PARIS, NOTIZEN



* Jede Stadt, in die ich reise, hat ihr eigenes Essen. In Paris esse ich Dinge, die ich sonst fast niemals esse, und ich esse sie in groben Mengen, immer nur hier. Brie zum Beispiel. Und Tuc-Cracker mit Frischkäse. Und Profiteroles. Mit dem Käse hat mich der Laden gegenüber angesteckt, einer der besten Käseläden der Stadt, hat unsere Haustausch-Partnerin gesagt, wie recht sie hatte. Die Menschen in diesem Laden sprechen den Namen jeder Käsesorte aus wie ein Gebet. Erst habe ich darüber gegrinst, ist doch nur Käse, dann habe ich probiert. Oder der Bäcker an der Ecke. Egal, wann ich runtergehe, um Baguette zu kaufen, oder ein Brot mit Feigen, die Schlange geht immer bis rauf auf die Straße. Ich würde auf dieses Baguette ewig warten, ich habe nie ein besseres gegessen (und immer ist es noch heiß, wenn ich es kaufe). Fanny habe ich mit meiner Gier schon angesteckt, Boooot, sagt sie beim Aufwachen, Boooot, dann ziehen wir uns an, gehen runter, stellen uns an, und kaufen Boooot. Die Verkäuferin schenkt Fanny jedes Mal ein Stückchen Brioche.
* Ich bin ein Supermarkt-Freak. Ich kann nicht genug davon bekommen, durch die Gänge im Monoprix zu gehen und mir das Essen anzuschauen, das ja so ungewöhnlich nun wieder auch nicht ist, und doch.
* Fanny ist viel weniger aufgeregt als ich dachte.
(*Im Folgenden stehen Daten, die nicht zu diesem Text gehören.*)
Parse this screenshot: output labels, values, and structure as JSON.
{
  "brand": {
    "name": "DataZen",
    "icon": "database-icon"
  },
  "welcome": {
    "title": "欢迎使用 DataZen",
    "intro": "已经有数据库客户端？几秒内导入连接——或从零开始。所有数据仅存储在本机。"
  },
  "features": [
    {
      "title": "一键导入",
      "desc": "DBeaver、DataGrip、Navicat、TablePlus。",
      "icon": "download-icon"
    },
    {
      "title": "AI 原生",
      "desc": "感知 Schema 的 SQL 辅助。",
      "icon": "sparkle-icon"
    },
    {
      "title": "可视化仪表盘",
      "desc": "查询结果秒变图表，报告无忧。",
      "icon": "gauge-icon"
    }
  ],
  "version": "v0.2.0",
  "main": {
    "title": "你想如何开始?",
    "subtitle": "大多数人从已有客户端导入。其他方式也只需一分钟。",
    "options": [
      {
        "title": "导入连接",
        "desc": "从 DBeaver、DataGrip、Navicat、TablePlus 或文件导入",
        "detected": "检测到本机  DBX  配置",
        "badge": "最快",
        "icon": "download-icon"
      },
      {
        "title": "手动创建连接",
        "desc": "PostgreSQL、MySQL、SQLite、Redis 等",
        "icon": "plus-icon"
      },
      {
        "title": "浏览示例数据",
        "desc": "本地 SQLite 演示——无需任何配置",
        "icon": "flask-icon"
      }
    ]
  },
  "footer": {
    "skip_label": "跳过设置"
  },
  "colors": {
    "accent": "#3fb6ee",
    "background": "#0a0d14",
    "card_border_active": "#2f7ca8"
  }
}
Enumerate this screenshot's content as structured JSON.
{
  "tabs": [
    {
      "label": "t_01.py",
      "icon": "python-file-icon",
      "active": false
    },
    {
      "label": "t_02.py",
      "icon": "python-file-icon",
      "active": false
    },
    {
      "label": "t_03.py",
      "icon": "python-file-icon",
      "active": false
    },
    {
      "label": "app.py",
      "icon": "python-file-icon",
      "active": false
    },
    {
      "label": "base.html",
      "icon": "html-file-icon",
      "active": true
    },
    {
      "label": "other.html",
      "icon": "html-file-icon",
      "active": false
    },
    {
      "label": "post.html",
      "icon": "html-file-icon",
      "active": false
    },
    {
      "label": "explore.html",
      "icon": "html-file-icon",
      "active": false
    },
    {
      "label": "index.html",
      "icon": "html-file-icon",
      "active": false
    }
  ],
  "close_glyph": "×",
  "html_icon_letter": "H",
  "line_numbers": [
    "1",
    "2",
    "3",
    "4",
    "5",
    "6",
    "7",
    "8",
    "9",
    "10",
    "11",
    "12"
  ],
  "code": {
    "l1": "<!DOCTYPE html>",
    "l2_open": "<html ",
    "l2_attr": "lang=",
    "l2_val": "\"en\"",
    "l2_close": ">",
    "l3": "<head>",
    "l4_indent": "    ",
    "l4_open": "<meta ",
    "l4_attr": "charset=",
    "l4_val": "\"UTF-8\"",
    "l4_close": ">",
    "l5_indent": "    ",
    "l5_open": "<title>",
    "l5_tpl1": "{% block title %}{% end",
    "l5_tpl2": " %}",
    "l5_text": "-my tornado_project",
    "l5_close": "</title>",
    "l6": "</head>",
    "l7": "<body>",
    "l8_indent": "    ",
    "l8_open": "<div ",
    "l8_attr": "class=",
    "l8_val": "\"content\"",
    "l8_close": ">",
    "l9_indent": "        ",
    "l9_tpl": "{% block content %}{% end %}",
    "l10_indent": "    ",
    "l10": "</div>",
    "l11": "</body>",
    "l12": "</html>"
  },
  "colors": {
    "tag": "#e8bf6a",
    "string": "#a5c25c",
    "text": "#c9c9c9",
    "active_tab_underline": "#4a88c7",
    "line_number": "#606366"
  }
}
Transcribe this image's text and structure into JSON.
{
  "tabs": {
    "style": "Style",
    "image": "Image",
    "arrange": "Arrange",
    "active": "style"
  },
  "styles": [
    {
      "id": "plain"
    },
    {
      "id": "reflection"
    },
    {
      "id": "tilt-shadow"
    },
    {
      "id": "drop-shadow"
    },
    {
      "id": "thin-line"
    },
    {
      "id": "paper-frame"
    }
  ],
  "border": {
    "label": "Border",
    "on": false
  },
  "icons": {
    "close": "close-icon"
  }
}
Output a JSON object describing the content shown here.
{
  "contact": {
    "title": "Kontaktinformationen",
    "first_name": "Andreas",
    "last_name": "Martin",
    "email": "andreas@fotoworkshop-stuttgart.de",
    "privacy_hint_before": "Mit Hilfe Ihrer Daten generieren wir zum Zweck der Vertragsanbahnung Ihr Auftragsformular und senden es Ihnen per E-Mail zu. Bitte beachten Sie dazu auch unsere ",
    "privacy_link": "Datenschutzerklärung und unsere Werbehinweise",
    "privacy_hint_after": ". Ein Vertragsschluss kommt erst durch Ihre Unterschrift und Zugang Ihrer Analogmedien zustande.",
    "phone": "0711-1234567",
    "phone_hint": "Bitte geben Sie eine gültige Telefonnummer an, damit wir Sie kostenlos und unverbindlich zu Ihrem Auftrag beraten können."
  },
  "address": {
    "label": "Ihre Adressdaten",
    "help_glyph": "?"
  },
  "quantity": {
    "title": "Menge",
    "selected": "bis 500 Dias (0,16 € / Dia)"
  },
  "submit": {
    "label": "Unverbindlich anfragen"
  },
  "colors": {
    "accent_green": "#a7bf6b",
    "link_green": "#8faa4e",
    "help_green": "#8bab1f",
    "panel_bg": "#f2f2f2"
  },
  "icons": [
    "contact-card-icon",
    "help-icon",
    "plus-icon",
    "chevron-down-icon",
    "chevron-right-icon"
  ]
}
Nach zwei Tagen geht sie den Weg zum Spielplatz, als würden wir hier schon ewig leben, sie ist ganz aufgeregt, wenn es in den Supermarkt geht, weil sie dann wieder im Wagen sitzen und die Einkäufe hinter sich in den Wagen werfen darf, beim Bäcker grüßt sie jeden, als wäre er ein Freund. Tu veux jouer avec moi, hat heute ein kleiner Junge auf dem Spielplatz gefragt, und Fanny nickte. So einfach ist das, es braucht nicht einmal eine Sprache dazu.
* Jetzt, wo ich mal Pause mache, fällt mir auf, wie müde ich eigentlich bin. Ich bin glücklich, ich möchte hundert Dinge in dieser Stadt tun, in diesen Porzellan-Laden und zu Alice à Paris und an der Seine spazieren gehen und eine Hose finden, in der ich mich sexy finde. Und kann mich kaum dazu aufraffen, aufzustehen. Also sitzen wir auf dem Spielplatz und gucken Fanny beim Rutschen zu. Gehen in Montmartre spazieren, Straße rauf, Straße runter, langsam, unaufgeregt, ohne große Worte, und es fehlt nichts zum Glück, gar nichts. Der Eiffelturm dann vielleicht am Wochenende. Vielleicht auch nicht.
* Vorgestern bin ich einen Tag lang alleine durch die Stadt gegangen, meine Lieblingsorte entlang. Durch Saint Germain, durchs Marais. In Zeitlupe einen Cheeseburger gegessen. Wie gut es tut, auch mal allein zu sein, hin und wieder, für einen Tag in meiner eigenen Zeit zu leben und in meinem Tempo, nicht zuständig zu sein, verantwortungslos, nur den Impulsen nach. Auf dem Rückweg in der Metro solches Herzklopfen gehabt, meine Herde wiederzusehen, dass ich kurz überlegt habe, auszusteigen und ein Taxi zu nehmen, nur um fünf Minuten früher da zu sein.
* Borgen ist eine verdammt gute Serie (danke, Kirsten). 34 Meter über dem Meer ist ein wunderbares Buch. Ich trau mich nicht, das letzte Kapitel zu lesen, ich möchte nicht, dass es endet. Ich möchte es so gerne noch einmal zum ersten Mal lesen (danke, Lykke!).
* Der Mann in der Wohnung gegenüber sieht traurig aus. Er hat den ganzen Tag das Fenster auf, genau wie wir, wir gucken direkt in seine Wohnung und er in unsere, wir tun beide so, als würden wir es nicht bemerken, nur wenn er Fanny sieht, lächelt er manchmal. Was ihn wohl so traurig macht?
* Schön, am offenen Fenster zu sitzen, nicht rauszusehen, nur rauszuhören. Frauengestöckel, ein Krankenwagen, ein Kind, das lacht, das Gemurmel aus dem Bistro gegenüber, das Bimmeln der Montmartre-Bahn, ein Mofa, ein hohes und ein tiefes Lachen.


28 Kommentare:

  1. Für Fünf Minuten war ich eben in Paris, roch das frische Brot und den crazy Käseladne, sah mich im Gang des Monoprix auf und ab gehen (ich verstehe doch da so, so gut, das gleiche mache ich auch IMMER im Urlaub, es treibt meinen Mann zu Wahnsinn) und v.a. die riesigen Joghurtregale bestaunen, ich höre das Geklapper der Frauenschule und rieche die sommerliche Stadt.
    Oh Okka - genieß es, du, Fanny und dein Mann!
    Und schreib doch mal einen Post über Wohnungstausch, das interessiert mich :)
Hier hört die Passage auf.